LA MARIANNE
UNE SOCIETE SECRETE CONTRE L'EMPEREUR

Capture plein écran 15042013 220133La République française a un surnom : Marianne. Coiffée de son bonnet phrygien, elle trône dans toutes les mairies, orne les timbres-poste et sème à tous vents sur les pièces de monnaie.
La Marianne fut aussi le nom d'une société secrète qui fit beaucoup parler d'elle en Anjou dans les années 1850, au moment où l'Empereur Napoléon III exerçait en France un pouvoir absolu et autoritaire. Fervents défenseurs de la République, de la démocratie et des idées politiques de gauche, les Mariannistes étaient les ennemis jurés de Louis Napoléon Bonaparte dans lequel ils ne voyaient qu'un odieux tyran, ainsi que de son Empire qualifié de régime dictatorial.

La Marianne recruta l'essentiel de ses troupes dans la région de Baugé, ainsi qu'à Angers, aux Ponts-de-Cé et à Trélazé où de nombreux ouvriers des carrières d'ardoise furent sensibles à ses idées et à ses idéaux. En intégrant la société secrète, ses membres prêtaient le serment des Mariannistes lors d'une cérémonie initiatique. Une main appuyée sur un poignard, ils juraient "fidélité" à la République démocratique et sociale" avant d'ajouter : "Je jure de me sacrifier et d'abandonner ma famille pour exécuter l'ordre qui me sera donné et de poignarder ceux qu'on m'indiquera si le sort me désigne" (rapport du commissaire de police d'Angers au Préfet de Maine-et-Loire en date du 29 septembre 1853, cité par François Simon dans son ouvrage de référence : La Marianne, société secrète au pays d'Anjou).

Pour déjouer la surveillance politique de la police, les chefs communiquaient par écrit à l'aide d'un alphabet secret, et les membres de la Marianne utilisaient des signes de reconnaissance connus d'eux seuls : "En entrant dans une maison, on salue de la main droite en portant sans affectation la main gauche sur le coeur. S'il y a dans la maison un affilié à la Marianne qui désire se faire connaître, il vient à lui, lui donne la main en frappant trois coups avec le pouce. On trinque ensuite en couvrant son verre du premier doigt de la main droite".

Dans la nuit du 26 au 27 août 1855, les conspirateurs tentèrent de s'emparer de la ville d'Angers au cours d'une opération insurrectionnelle qui tourna rapidement au fiasco total. Les émeutiers commencèrent par attaquer la gendarmerie de Trélazé où ils dérobèrent quelques armes, se rassemblèrent aux Plaines en chantant à tue-tête la Marseillaise, puis pénétrèrent dans Angers par le quartier de la Madeleine, armés de sabres, de poignards et de vieux fusils. Ils progressèrent jusqu'à la rue Hanneloup avant d'être stoppés par les soldats de l'Empire qui se trouvaient en embuscade dans la rue Bressigny. Escortée par une vingtaine de conjurés, une charrette pleine de barres de fer et de 200 kilos de poudre volée aux ardoisières parvint jusqu'à la place du Ralliement avant d'être saisie.

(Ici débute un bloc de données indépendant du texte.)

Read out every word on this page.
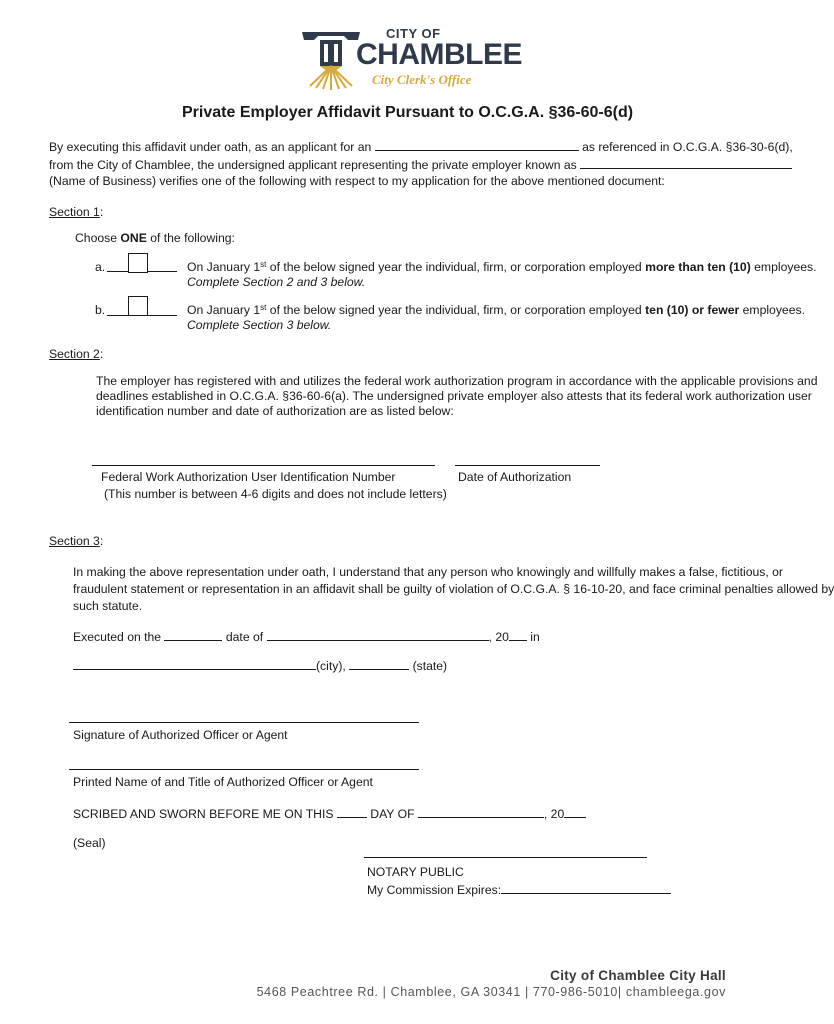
CITY OF
CHAMBLEE
City Clerk's Office
Private Employer Affidavit Pursuant to O.C.G.A. §36-60-6(d)
By executing this affidavit under oath, as an applicant for an	as referenced in O.C.G.A. §36-30-6(d),
from the City of Chamblee, the undersigned applicant representing the private employer known as
(Name of Business) verifies one of the following with respect to my application for the above mentioned document:
Section 1:
Choose ONE of the following:
a.	On January 1st of the below signed year the individual, firm, or corporation employed more than ten (10) employees.
Complete Section 2 and 3 below.
b.	On January 1st of the below signed year the individual, firm, or corporation employed ten (10) or fewer employees.
Complete Section 3 below.
Section 2:
The employer has registered with and utilizes the federal work authorization program in accordance with the applicable provisions and
deadlines established in O.C.G.A. §36-60-6(a). The undersigned private employer also attests that its federal work authorization user
identification number and date of authorization are as listed below:
Federal Work Authorization User Identification Number
(This number is between 4-6 digits and does not include letters)
Date of Authorization
Section 3:
In making the above representation under oath, I understand that any person who knowingly and willfully makes a false, fictitious, or
fraudulent statement or representation in an affidavit shall be guilty of violation of O.C.G.A. § 16-10-20, and face criminal penalties allowed by
such statute.
Executed on the	date of	, 20 in
(city),	(state)
Signature of Authorized Officer or Agent
Printed Name of and Title of Authorized Officer or Agent
SCRIBED AND SWORN BEFORE ME ON THIS	DAY OF	, 20
(Seal)
NOTARY PUBLIC
My Commission Expires:
City of Chamblee City Hall
5468 Peachtree Rd. | Chamblee, GA 30341 | 770-986-5010| chambleega.gov
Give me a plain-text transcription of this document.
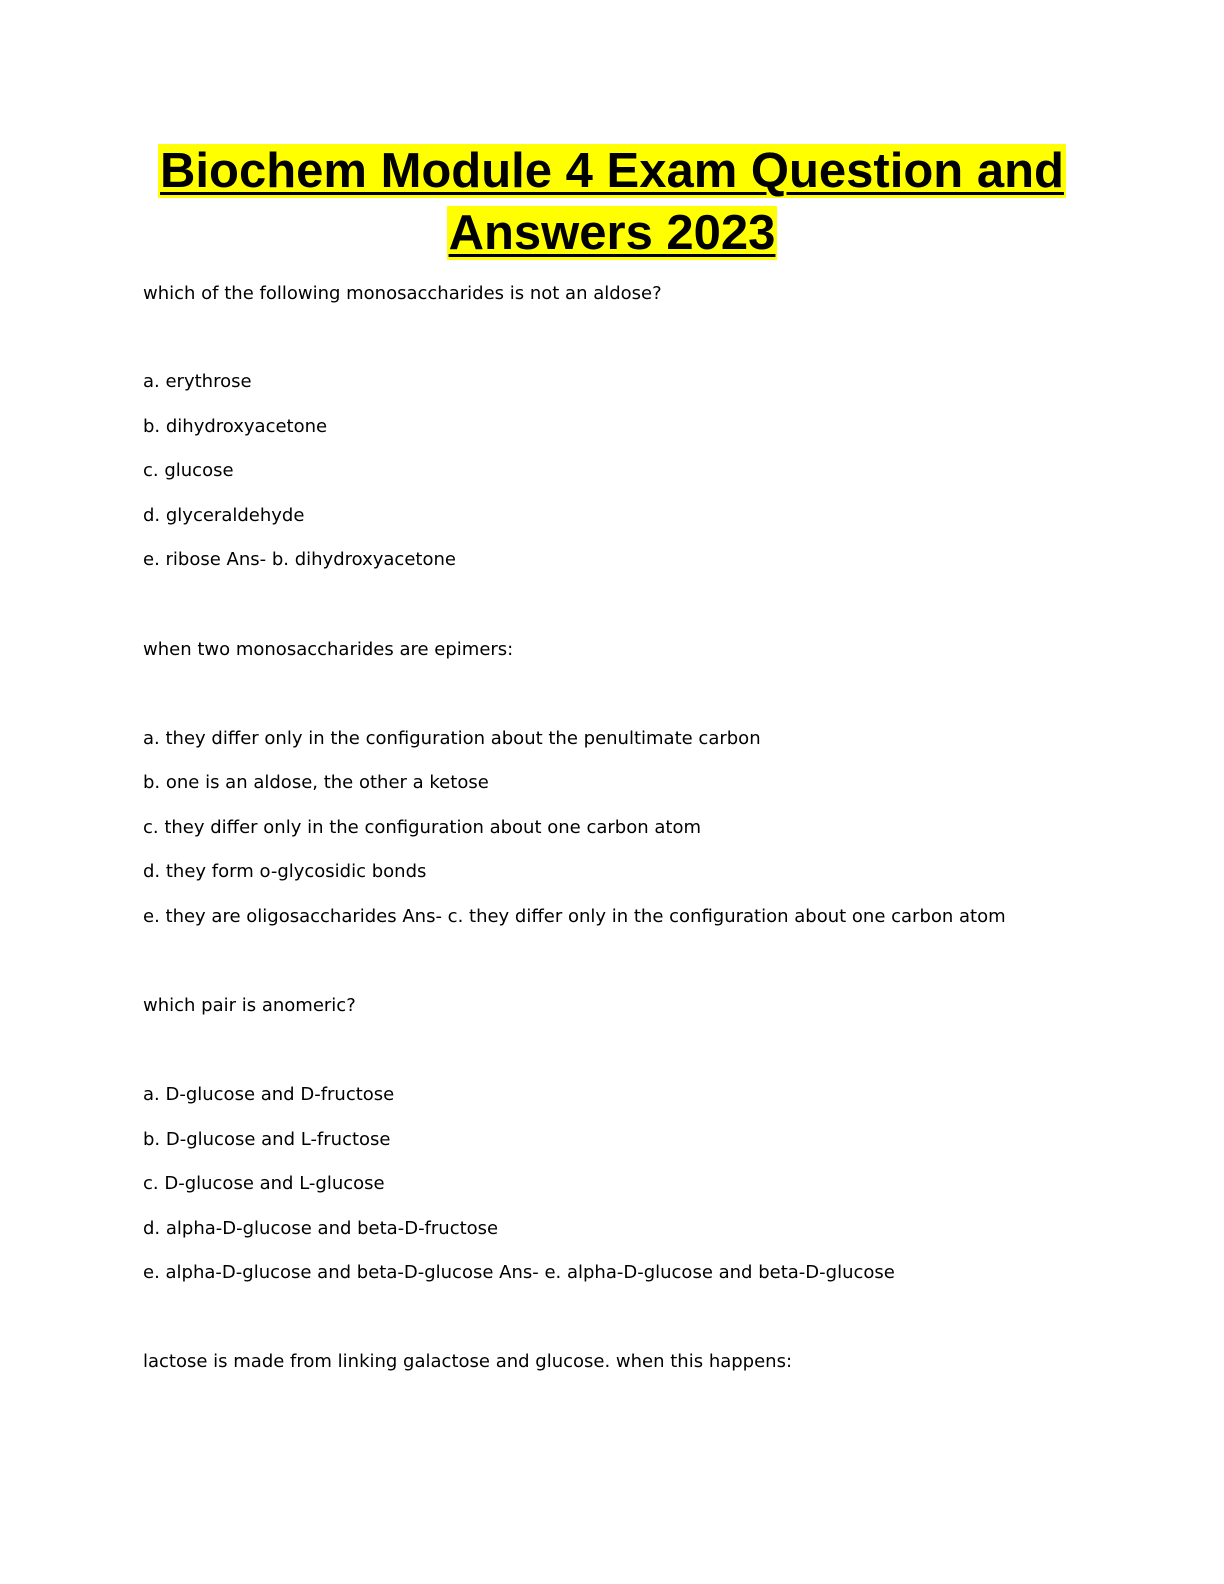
Biochem Module 4 Exam Question and
Answers 2023
which of the following monosaccharides is not an aldose?
a. erythrose
b. dihydroxyacetone
c. glucose
d. glyceraldehyde
e. ribose Ans- b. dihydroxyacetone
when two monosaccharides are epimers:
a. they differ only in the configuration about the penultimate carbon
b. one is an aldose, the other a ketose
c. they differ only in the configuration about one carbon atom
d. they form o-glycosidic bonds
e. they are oligosaccharides Ans- c. they differ only in the configuration about one carbon atom
which pair is anomeric?
a. D-glucose and D-fructose
b. D-glucose and L-fructose
c. D-glucose and L-glucose
d. alpha-D-glucose and beta-D-fructose
e. alpha-D-glucose and beta-D-glucose Ans- e. alpha-D-glucose and beta-D-glucose
lactose is made from linking galactose and glucose. when this happens:
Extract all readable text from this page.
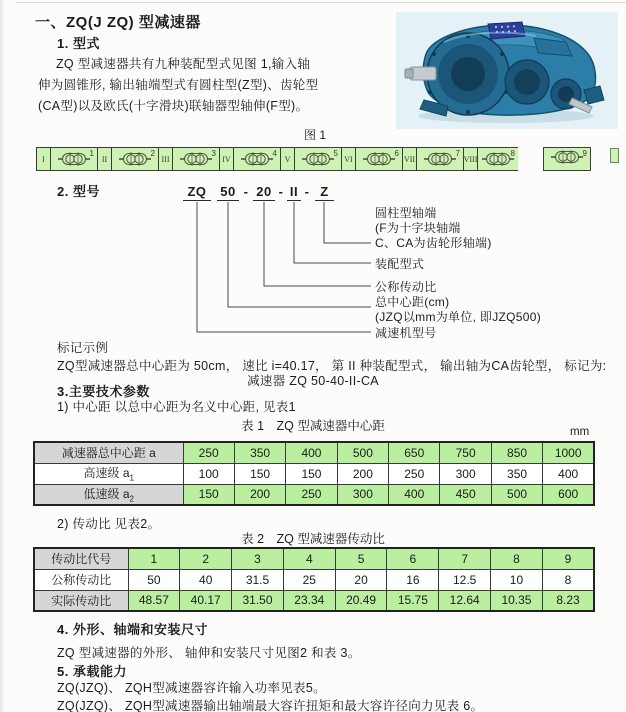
一、ZQ(J ZQ) 型减速器
1. 型式
ZQ 型减速器共有九种装配型式见图 1,输入轴
伸为圆锥形, 输出轴端型式有圆柱型(Z型)、齿轮型
(CA型)以及欧氏(十字滑块)联轴器型轴伸(F型)。
图 1
I
1
II
2
III
3
IV
4
V
5
VI
6
VII
7
VIII
8	9
2. 型号	ZQ	50 - 20 - II - Z
圆柱型轴端
(F为十字块轴端
C、CA为齿轮形轴端)
装配型式
公称传动比
总中心距(cm)
(JZQ以mm为单位, 即JZQ500)
减速机型号
标记示例
ZQ型减速器总中心距为 50cm， 速比 i=40.17， 第 II 种装配型式， 输出轴为CA齿轮型， 标记为:
减速器 ZQ 50-40-II-CA
3.主要技术参数
1) 中心距 以总中心距为名义中心距, 见表1
表 1　ZQ 型减速器中心距	mm
减速器总中心距 a	250	350	400	500	650	750	850	1000
高速级 $a_1$	100	150	150	200	250	300	350	400
低速级 $a_2$	150	200	250	300	400	450	500	600
2) 传动比 见表2。
表 2　ZQ 型减速器传动比
传动比代号	1	2	3	4	5	6	7	8	9
公称传动比	50	40	31.5	25	20	16	12.5	10	8
实际传动比	48.57	40.17	31.50	23.34	20.49	15.75	12.64	10.35	8.23
4. 外形、轴端和安装尺寸
ZQ 型减速器的外形、 轴伸和安装尺寸见图2 和表 3。
5. 承载能力
ZQ(JZQ)、 ZQH型减速器容许输入功率见表5。
ZQ(JZQ)、 ZQH型减速器输出轴端最大容许扭矩和最大容许径向力见表 6。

On ne connaît pas exactement le nombre des insurgés : les chiffres varient entre 600 et 1.500. Toujours est-il que 138 hommes sont arrêtés, jugés et condamnés. La plupart d'entre eux sont emprisonnés au Mont-Saint-Michel, à Belle-Ile-en-Mer où à l'abbaye de Fontevraud. Mais les principaux chefs sont déportés au bagne de Cayenne en Guyane française, également appelé "la guillotine sèche".

En août 1856, trois d'entre eux nommés Attibert, Chauvin et Guérin parviennent à s'enfuir de l'Ile du Diable et à regagner le Surinam sur un radeau en paille de maïs, lors d'une évasion digne de Papillon. Enfin, le 16 août 1859, Napoléon III accorde l'amnistie aux mariannistes angevins. Onze ans plus tard, en 1870, l'Empereur est déchu de son trône et la troisième république est proclamée. Marianne peut alors coiffer à nouveau son bonnet phrygien frappé de la cocarde tricolore.